NLP Foundations
Parallel Attention and FFN
Computing attention and the feed-forward sublayer from the same normalised input instead of sequentially, trading a small representational restriction for less synchronisation on the way to more throughput at scale.
intermediate · 7 min read
The default transformer block computes attention, adds it to the residual stream, then computes the FFN on the result of that addition (anatomy-of-a-transformer-block). This makes the FFN's input strictly dependent on attention's output: nothing in the FFN sublayer can start until attention has finished and been added back. A handful of large models, GPT-J, GPT-NeoX, and PaLM among them, made a different choice: run both sublayers from the same normalised input, in parallel, and sum both results into the residual stream in one step.
The reformulation
The standard, sequential block is two updates:
x = x + Attention(LN1(x))
x = x + FFN(LN2(x))
The parallel formulation collapses this to one update, and often one shared normalisation:
x = x + Attention(LN(x)) + FFN(LN(x))
Both sublayers read the identical normalised tensor. Neither sees the other's output. Both are added to the residual stream in the same step rather than sequentially. Wang and Komatsuzaki, 2021 used this formulation for GPT-J; Chowdhery et al., 2022 adopted it at far larger scale for PaLM (540B parameters), and it also appears in GPT-NeoX-20B (Black et al., 2022).

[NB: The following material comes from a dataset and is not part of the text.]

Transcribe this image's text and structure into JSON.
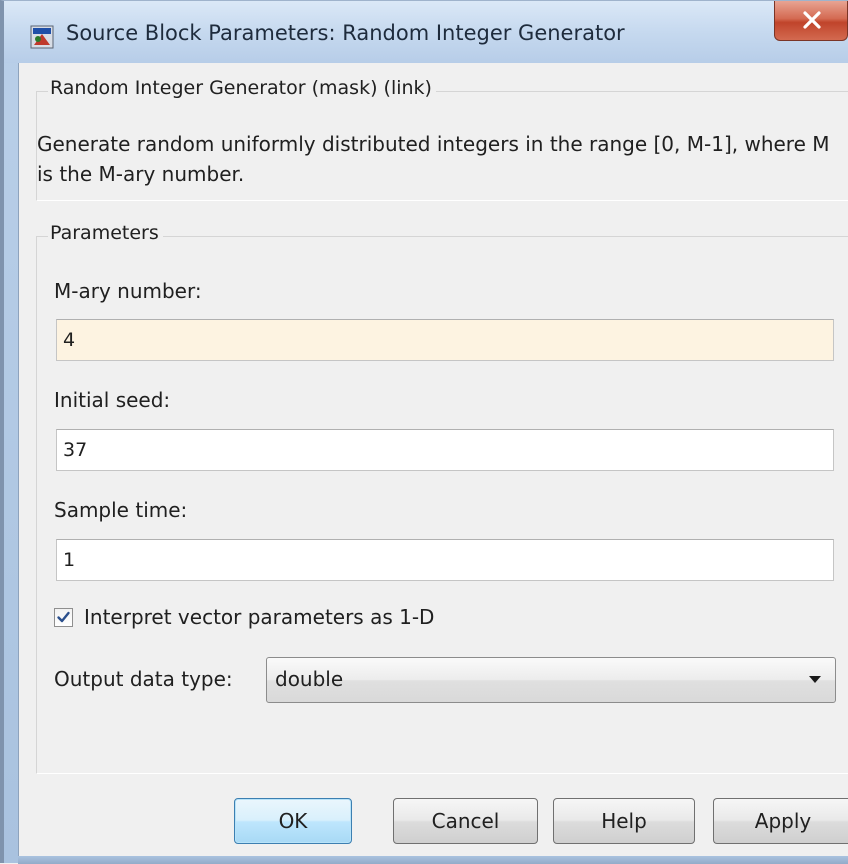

Why it helps on real hardware
The sequential form has a hard synchronisation point: the accelerator cannot begin the FFN's matmuls until attention's output has been fully computed and added back. The parallel form removes that dependency, attention and FFN read the same tensor and can be scheduled to overlap, and their linear projections can even be fused into larger combined matmuls, which use accelerator hardware more efficiently than two separate smaller ones. PaLM's authors report this yields a meaningful training throughput improvement, on the order of 15% at their scale, purely from removing that one dependency and halving the number of LayerNorm reads per block (one shared normalisation instead of two).
What it gives up
The restriction is real, not just cosmetic. In the sequential form, the FFN can build on what attention just wrote to the residual stream in the same block, refining a just-mixed representation before the next block sees it. In the parallel form, both sublayers see the same, unmixed input and cannot see each other's contribution until the next block. The model loses one specific kind of within-layer composition. PaLM's own ablations found this cost measurable at smaller model scales, a small quality gap versus the sequential form, that shrank to roughly negligible as scale increased, which is presumably why the parallel formulation surfaces mainly in large models rather than small ones: extra depth elsewhere in a big stack apparently compensates for what any single parallel block gives up.
When it falls down
- The saving is about scheduling, not FLOPs. The attention and FFN matrices are typically kept the same size as in the sequential form, so total compute per layer is similar; the win comes from reduced synchronisation and better hardware utilisation, not from doing less work.
- Quality cost is scale-dependent. The formulation that PaLM validated at 8B+ parameters is not automatically lossless at smaller scale; ablations at smaller sizes showed a real, if modest, quality gap against the sequential baseline.
- A single shared normalisation raises the stakes on that normalisation. Because both sublayers inherit the exact same normalised input, any miscalibration in that one LayerNorm propagates to both branches at once, rather than being isolated to one.
- It composes with other design choices, not in isolation. PaLM paired parallel formulation with a specific depth-width aspect ratio (see depth-width-aspect-ratio) chosen partly for its TPU pod topology; attributing PaLM's throughput or quality to the parallel block alone, separate from those other choices, overstates what any single ablation actually isolated.
Further reading
- Wang and Komatsuzaki, 2021, GPT-J-6B: A 6 Billion Parameter Autoregressive Language Model - one of the first open models to use the parallel formulation.
- Chowdhery et al., 2022, PaLM: Scaling Language Modeling with Pathways, arXiv:2204.02311 - parallel formulation at 540B scale, with throughput and ablation results.
- Black et al., 2022, GPT-NeoX-20B: An Open-Source Autoregressive Language Model, arXiv:2204.06745 - another open model using the same block structure.